We did it. Salvation is ours.
No more calling every player a monster. “Unbelievable” and “awesome” will no longer be the only adjectives we hear. Seriously, how do you spend that long working with Doc Emerick and know just three words?
No more telling us what an eight-year veteran who has never played above a third line with any NHL team did a decade-and-a-half ago in Saskatoon against Riley and Jonesy from Letterkenny. No more trying to prove just how much hockey he watches in his free time that he thought was some sort of weird flex, but just made us wonder if he wasn’t actually a serial killer.
No more shitting on analytics and trying to cite “character” and “heart” as defining characteristics for any player or team, ignoring how a younger generation might watch and analyze the game. We’re done with the lionizing of players who will be cut next month.
We won’t have to sit through the uncomfortable interviews where he’s standing at least a foot and a half too close to every player, and watching that player squirm in front of the camera as they eagerly anticipate getting the fuck out of there. No more telling players “go have some fun” after every goddamn one of those as if he was still a coach. We can leave behind the constant wondering where NBC was getting its information or focus groups that said they liked this guy, and realizing with slumped shoulders that there were no such things. They were just happy to keep anyone who wanted to keep showing up.
We won’t have to hear the constant harping to Eddie Olczyk in desperation to get Olczyk to agree with him, and Olczyk just barking out one of his catchphrases as if he was selling t-shirts. It was Chester and Spike on our TVs again, except there was no Sylvester to lighten the mood. We’re through with the only pointed criticisms being aimed at Russian players, which certainly was just a coincidence, wasn’t it?
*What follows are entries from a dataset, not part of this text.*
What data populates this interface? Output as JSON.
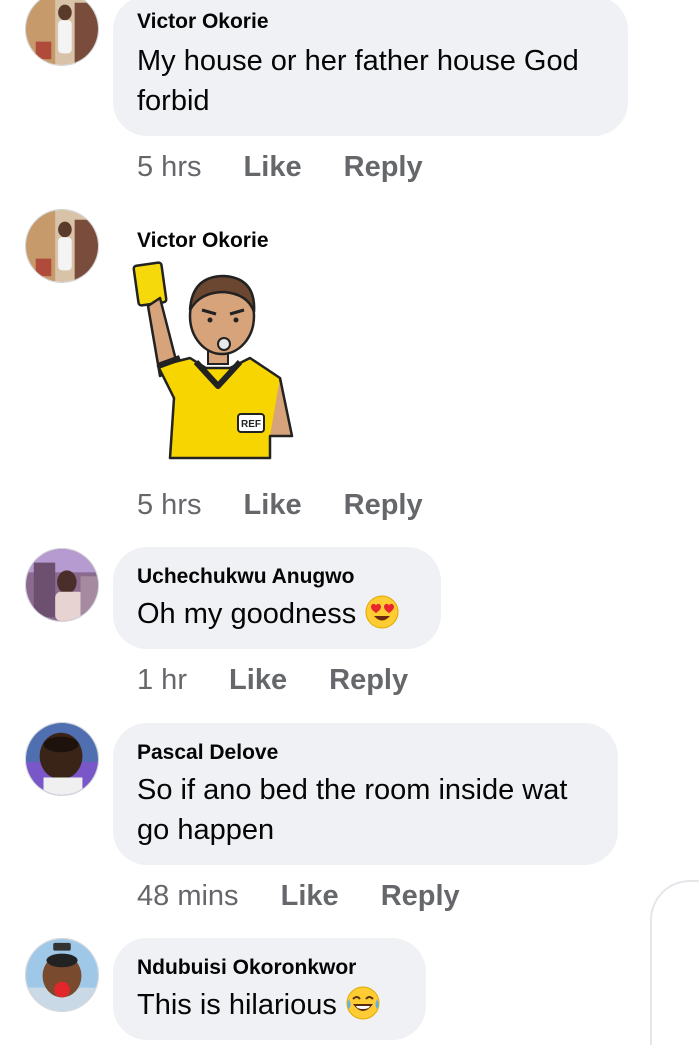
{
  "comments": [
    {
      "author": "Victor Okorie",
      "text": "My house or her father house God forbid",
      "time": "5 hrs",
      "like_label": "Like",
      "reply_label": "Reply"
    },
    {
      "author": "Victor Okorie",
      "sticker": "referee-yellow-card-sticker",
      "sticker_text": "REF",
      "time": "5 hrs",
      "like_label": "Like",
      "reply_label": "Reply"
    },
    {
      "author": "Uchechukwu Anugwo",
      "text": "Oh my goodness",
      "emoji": "heart-eyes-emoji",
      "time": "1 hr",
      "like_label": "Like",
      "reply_label": "Reply"
    },
    {
      "author": "Pascal Delove",
      "text": "So if ano bed the room inside wat go happen",
      "time": "48 mins",
      "like_label": "Like",
      "reply_label": "Reply"
    },
    {
      "author": "Ndubuisi Okoronkwor",
      "text": "This is hilarious",
      "emoji": "tears-of-joy-emoji"
    }
  ],
  "colors": {
    "bubble": "#eff1f4",
    "meta_text": "#65676b",
    "referee_shirt": "#f7d500",
    "yellow_card": "#f5d90a"
  }
}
Fifteen fucking years we lived with this piercing horseshit, making every nationally televised game a chore. It’s over. Raise a glass.
As for NBC losing the coverage, I didn’t hate it as much as some. Emerick was always a treasure, and they seemed to try to pivot in later years to younger analysts who had played today’s game, not the game that hockey can’t stop romanticizing, but actually was ass. I doubt ESPN will put much more effort into it than NBC did, and TNT is a wild-card. But it’ll at least be new, and with new comes hope that it could be better. Let’s live there for now.